What remains unknown, however, is how close to that average the true distribution of primes stays — that is, whether there are parts of the number line where there are “too many” or “too few” primes according to those average formulas. The Riemann Hypothesis limits that possibility by establishing bounds on how far from average the distribution of prime numbers can stray. The hypothesis is equivalent to, and usually stated in terms of, whether or not the solutions to an equation based on a mathematical construct called the “Riemann zeta function” all lie along a particular line in the complex number plane. Indeed, the study of functions like the zeta function has become its own area of mathematical interest, making the Riemann Hypothesis and related problems all the more important.

The Millenial Prize Problem asks you to definitively prove or disprove the Riemann Hypothesis.

The Birch and Swinnerton-Dyer conjecture

Polynomial equations are some of the oldest and broadest fields of mathematical study. Remember Pythagoras?

In recent years, algebraists have particularly studied elliptic curves, which are defined by a particular type of diophantine equation. These curves have important applications in number theory and cryptography, and finding whole-number or rational solutions to them is a major area of study.

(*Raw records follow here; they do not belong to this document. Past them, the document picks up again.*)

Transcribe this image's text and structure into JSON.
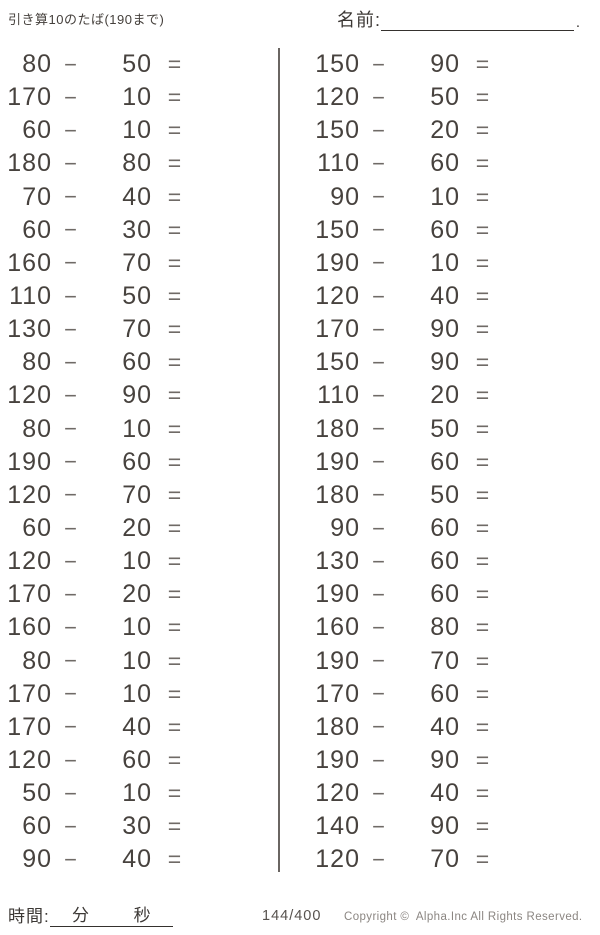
{
  "header": {
    "title": "引き算10のたば(190まで)",
    "name_label": "名前:",
    "name_suffix": "."
  },
  "problems": {
    "minus_sign": "−",
    "equals_sign": "=",
    "left_column": [
      {
        "a": "80",
        "b": "50"
      },
      {
        "a": "170",
        "b": "10"
      },
      {
        "a": "60",
        "b": "10"
      },
      {
        "a": "180",
        "b": "80"
      },
      {
        "a": "70",
        "b": "40"
      },
      {
        "a": "60",
        "b": "30"
      },
      {
        "a": "160",
        "b": "70"
      },
      {
        "a": "110",
        "b": "50"
      },
      {
        "a": "130",
        "b": "70"
      },
      {
        "a": "80",
        "b": "60"
      },
      {
        "a": "120",
        "b": "90"
      },
      {
        "a": "80",
        "b": "10"
      },
      {
        "a": "190",
        "b": "60"
      },
      {
        "a": "120",
        "b": "70"
      },
      {
        "a": "60",
        "b": "20"
      },
      {
        "a": "120",
        "b": "10"
      },
      {
        "a": "170",
        "b": "20"
      },
      {
        "a": "160",
        "b": "10"
      },
      {
        "a": "80",
        "b": "10"
      },
      {
        "a": "170",
        "b": "10"
      },
      {
        "a": "170",
        "b": "40"
      },
      {
        "a": "120",
        "b": "60"
      },
      {
        "a": "50",
        "b": "10"
      },
      {
        "a": "60",
        "b": "30"
      },
      {
        "a": "90",
        "b": "40"
      }
    ],
    "right_column": [
      {
        "a": "150",
        "b": "90"
      },
      {
        "a": "120",
        "b": "50"
      },
      {
        "a": "150",
        "b": "20"
      },
      {
        "a": "110",
        "b": "60"
      },
      {
        "a": "90",
        "b": "10"
      },
      {
        "a": "150",
        "b": "60"
      },
      {
        "a": "190",
        "b": "10"
      },
      {
        "a": "120",
        "b": "40"
      },
      {
        "a": "170",
        "b": "90"
      },
      {
        "a": "150",
        "b": "90"
      },
      {
        "a": "110",
        "b": "20"
      },
      {
        "a": "180",
        "b": "50"
      },
      {
        "a": "190",
        "b": "60"
      },
      {
        "a": "180",
        "b": "50"
      },
      {
        "a": "90",
        "b": "60"
      },
      {
        "a": "130",
        "b": "60"
      },
      {
        "a": "190",
        "b": "60"
      },
      {
        "a": "160",
        "b": "80"
      },
      {
        "a": "190",
        "b": "70"
      },
      {
        "a": "170",
        "b": "60"
      },
      {
        "a": "180",
        "b": "40"
      },
      {
        "a": "190",
        "b": "90"
      },
      {
        "a": "120",
        "b": "40"
      },
      {
        "a": "140",
        "b": "90"
      },
      {
        "a": "120",
        "b": "70"
      }
    ]
  },
  "footer": {
    "time_label": "時間:",
    "minutes_label": "分",
    "seconds_label": "秒",
    "page_number": "144/400",
    "copyright": "Copyright ©  Alpha.Inc All Rights Reserved."
  },
  "colors": {
    "ink": "#47423e",
    "operator": "#6f6a66",
    "muted": "#8b8682",
    "line": "#35312e",
    "background": "#ffffff"
  }
}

One of the most stunning mathematical developments of the last few decades was Andrew Wiles’ proof of the classic Fermat’s Last Theorem, stating that higher-power versions of Pythagorean triples don’t exist. Wiles’ proof of that theorem was a consequence of a broader development of the theory of elliptic curves.

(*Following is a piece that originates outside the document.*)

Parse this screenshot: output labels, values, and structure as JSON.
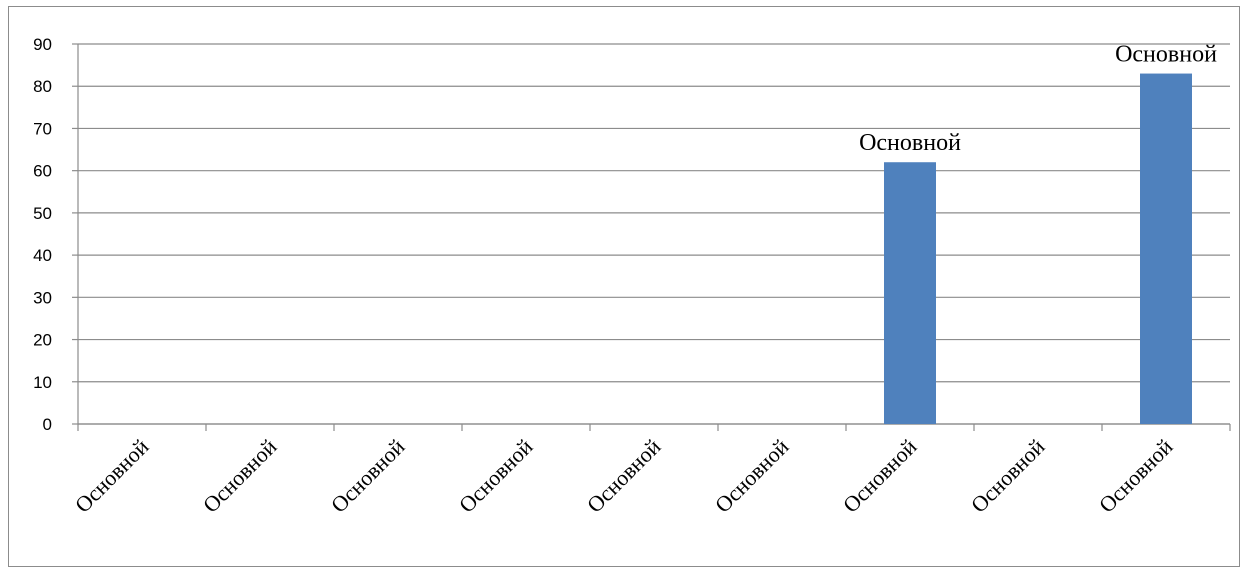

The Birch and Swinnerton-Dyer conjecture provides an extra set of analytical tools in understanding the solutions to equations defined by elliptic curves.

I’m sure they are speaking English, but I am no longer sure.

The Hodge conjecture

Algebraic geometry is the study of the higher-dimensional shapes that can be defined algebraically as the solution sets to algebraic equations.

As an extremely simple example, you may recall from high school algebra that the equation y = x2 results in a parabolic curve when the solutions to that equation are drawn out on a piece of graph paper. Algebraic geometry deals with the higher-dimensional analogues of that kind of curve when one considers systems of multiple equations, equations with more variables, and equations over the complex number plane, rather than the real numbers.

The 20th century saw a flourishing of sophisticated techniques to understand the curves, surfaces, and hyper-surfaces that are the subjects of algebraic geometry. The difficult-to-imagine shapes can be made more tractable through complicated computational tools.

The Hodge conjecture claims that certain types of geometric structures have a useful algebraic counterpart that can be used to better classify and study these shapes.

I don’t know about you, but I’m going to go and lie down in a dark room with a cloth over my eyes.